Green councillors were left disappointed after trying to secure 10 out of 63 seats on Brighton and Hove City Council committees.
At the annual council meeting at Hove Town Hall yesterday (Thursday 22 May), councillors were asked to agree the political balance of the council’s regulatory and scrutiny committees for the coming municipal year with 43 going to Labour.
Labour’s proposals were published after noon on the day of the meeting. Green councillors Sue Shanks and Chloë Goldsmith asked to table an amendment but permission was refused.
Councillor Shanks tried to propose a change from the floor of the annual council meeting.
She called for Green councillor Ollie Sykes to become a member of the council’s Place Overview and Scrutiny Committee.
But the new mayor, Labour councillor Amanda Grimshaw, said that the deadline had passed and she would not accept a late amendment.
Councillor Grimshaw said:
“I do understand the final report was published today at 12pm. However, I also know that you’ve been made aware of the calculations in the report for some weeks.
“The detailed calculations were shared directly with you as well as being presented formally at leaders group – and there was also a whips meeting this week where you could have raised your wish to move an amendment.”

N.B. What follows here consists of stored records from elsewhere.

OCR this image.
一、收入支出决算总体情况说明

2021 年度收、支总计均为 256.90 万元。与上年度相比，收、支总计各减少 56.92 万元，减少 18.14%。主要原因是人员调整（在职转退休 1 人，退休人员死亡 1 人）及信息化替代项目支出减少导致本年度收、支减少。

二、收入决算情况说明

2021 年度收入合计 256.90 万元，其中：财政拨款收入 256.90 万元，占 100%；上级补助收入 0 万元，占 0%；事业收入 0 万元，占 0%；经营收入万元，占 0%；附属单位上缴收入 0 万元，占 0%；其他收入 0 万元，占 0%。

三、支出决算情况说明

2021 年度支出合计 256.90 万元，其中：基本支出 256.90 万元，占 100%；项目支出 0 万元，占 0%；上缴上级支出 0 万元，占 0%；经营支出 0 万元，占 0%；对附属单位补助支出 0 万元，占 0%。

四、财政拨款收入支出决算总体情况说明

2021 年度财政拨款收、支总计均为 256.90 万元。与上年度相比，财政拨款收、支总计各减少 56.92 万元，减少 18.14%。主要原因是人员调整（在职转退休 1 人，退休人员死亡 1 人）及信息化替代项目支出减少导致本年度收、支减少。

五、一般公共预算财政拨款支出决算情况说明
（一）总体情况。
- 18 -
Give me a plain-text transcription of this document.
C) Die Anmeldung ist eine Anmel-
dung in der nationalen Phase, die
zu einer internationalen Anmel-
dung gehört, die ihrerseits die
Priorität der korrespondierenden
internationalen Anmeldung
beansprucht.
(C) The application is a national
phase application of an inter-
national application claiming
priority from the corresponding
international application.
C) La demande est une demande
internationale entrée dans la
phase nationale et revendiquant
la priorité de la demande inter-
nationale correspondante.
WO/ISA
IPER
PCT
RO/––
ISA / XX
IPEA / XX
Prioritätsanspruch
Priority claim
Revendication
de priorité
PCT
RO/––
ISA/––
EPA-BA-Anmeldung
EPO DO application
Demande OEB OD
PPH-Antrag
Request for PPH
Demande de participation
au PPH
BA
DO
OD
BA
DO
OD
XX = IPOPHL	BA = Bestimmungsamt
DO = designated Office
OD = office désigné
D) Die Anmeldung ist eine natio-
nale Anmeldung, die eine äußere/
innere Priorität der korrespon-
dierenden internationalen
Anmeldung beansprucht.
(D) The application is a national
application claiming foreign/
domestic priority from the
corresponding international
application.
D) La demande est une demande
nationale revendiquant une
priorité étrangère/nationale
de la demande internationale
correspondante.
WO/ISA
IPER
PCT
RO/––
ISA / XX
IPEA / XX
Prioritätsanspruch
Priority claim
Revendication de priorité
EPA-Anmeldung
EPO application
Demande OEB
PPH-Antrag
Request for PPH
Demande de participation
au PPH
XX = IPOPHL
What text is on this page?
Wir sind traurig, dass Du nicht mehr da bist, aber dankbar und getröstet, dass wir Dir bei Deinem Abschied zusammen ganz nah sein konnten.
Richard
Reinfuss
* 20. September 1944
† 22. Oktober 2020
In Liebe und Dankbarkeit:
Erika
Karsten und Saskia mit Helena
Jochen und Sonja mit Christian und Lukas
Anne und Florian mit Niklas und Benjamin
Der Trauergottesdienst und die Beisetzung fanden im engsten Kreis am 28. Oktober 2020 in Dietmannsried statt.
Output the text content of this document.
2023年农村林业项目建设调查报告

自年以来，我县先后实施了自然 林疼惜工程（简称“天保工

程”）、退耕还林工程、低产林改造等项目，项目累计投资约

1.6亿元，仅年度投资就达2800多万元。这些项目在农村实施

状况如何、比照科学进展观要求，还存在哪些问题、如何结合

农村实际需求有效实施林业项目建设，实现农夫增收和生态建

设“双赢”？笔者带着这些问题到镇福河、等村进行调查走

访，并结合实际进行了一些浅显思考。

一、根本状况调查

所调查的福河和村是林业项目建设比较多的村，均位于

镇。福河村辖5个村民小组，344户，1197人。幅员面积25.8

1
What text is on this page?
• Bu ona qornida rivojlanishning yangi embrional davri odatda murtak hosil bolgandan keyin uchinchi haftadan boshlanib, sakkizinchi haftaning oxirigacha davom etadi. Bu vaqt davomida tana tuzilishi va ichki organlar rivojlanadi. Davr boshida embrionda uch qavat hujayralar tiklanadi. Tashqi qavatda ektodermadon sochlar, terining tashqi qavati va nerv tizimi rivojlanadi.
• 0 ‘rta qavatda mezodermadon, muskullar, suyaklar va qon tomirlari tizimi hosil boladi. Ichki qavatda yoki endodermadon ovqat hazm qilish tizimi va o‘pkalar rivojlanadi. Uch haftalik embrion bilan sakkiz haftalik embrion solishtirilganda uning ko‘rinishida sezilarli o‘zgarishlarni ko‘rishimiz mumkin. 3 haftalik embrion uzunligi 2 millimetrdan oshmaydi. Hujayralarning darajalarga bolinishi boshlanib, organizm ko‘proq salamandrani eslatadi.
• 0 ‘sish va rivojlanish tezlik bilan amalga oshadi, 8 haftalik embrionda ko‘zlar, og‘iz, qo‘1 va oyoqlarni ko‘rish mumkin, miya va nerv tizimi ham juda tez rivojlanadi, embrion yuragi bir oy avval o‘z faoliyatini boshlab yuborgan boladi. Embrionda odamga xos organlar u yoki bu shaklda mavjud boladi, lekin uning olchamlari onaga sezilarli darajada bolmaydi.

Councillor Shanks said that the report showed that Labour was one over in its allocation and could have given the opposition another seat on a scrutiny committee.
She said:
“Scrutiny is very important in the cabinet system. We’ve been asking for a review of the cabinet system which also seems to have gone.
"We don’t know where. You have a majority but it isn’t working for opposition groups.
“I’m sure it’s working in some ways but it is also not working for many residents or for the trade union sector.”
Councillor Shanks said that on some councils, scrutiny committees were chaired by the opposition, enabling a closer look at the work of the administration but there was no opportunity to do this in Brighton and Hove.
Outside the meeting, Councillor Goldsmith said:
“It’s shameful that Labour are using their outsized majority to shut down even debate on political balance.
“They are forcing through allocations that give them more seats than they are owed in a move to further stifle out opposition voices and amplify their own.
“To not even allow a vote on this amendment shows how little respect this Labour administration has for representative democracy and for anyone in this city who didn’t vote for them.”
Labour deputy leader Jacob Taylor said that the seats were calculated by the council’s chief monitoring officer who was independent from the political leadership.
Councillor Taylor said:
“As set out as common practice in every council in the country and indeed in regulation, where there is a spare seat, it is allocated to the largest party.
“That is what’s happened every year in this council for many decades and in every other council in the country.”
He argued that Brighton and Hove Independents had a similar claim to the Greens to the “spare seat” and could have asked for it but hadn’t done so.
There are 63 seats across all committees, excluding the cabinet. Labour has 36 councillors out of 54, giving the party an initial allocation of 42 seats.
The Greens are the official opposition with eight councillors and nine seats on committees.
The Conservatives with five councillors, have six seats.
The Brighton and Hove Independents have seats on two committees and each of the three other independent councillors have a seat on one committee each.
Two committees have had a change of chair with Labour councillor Alison Thomson taking over the Planning Committee and fellow Labour councillor Gary Wilkinson becoming the chair of the Health Overview and Scrutiny Committee.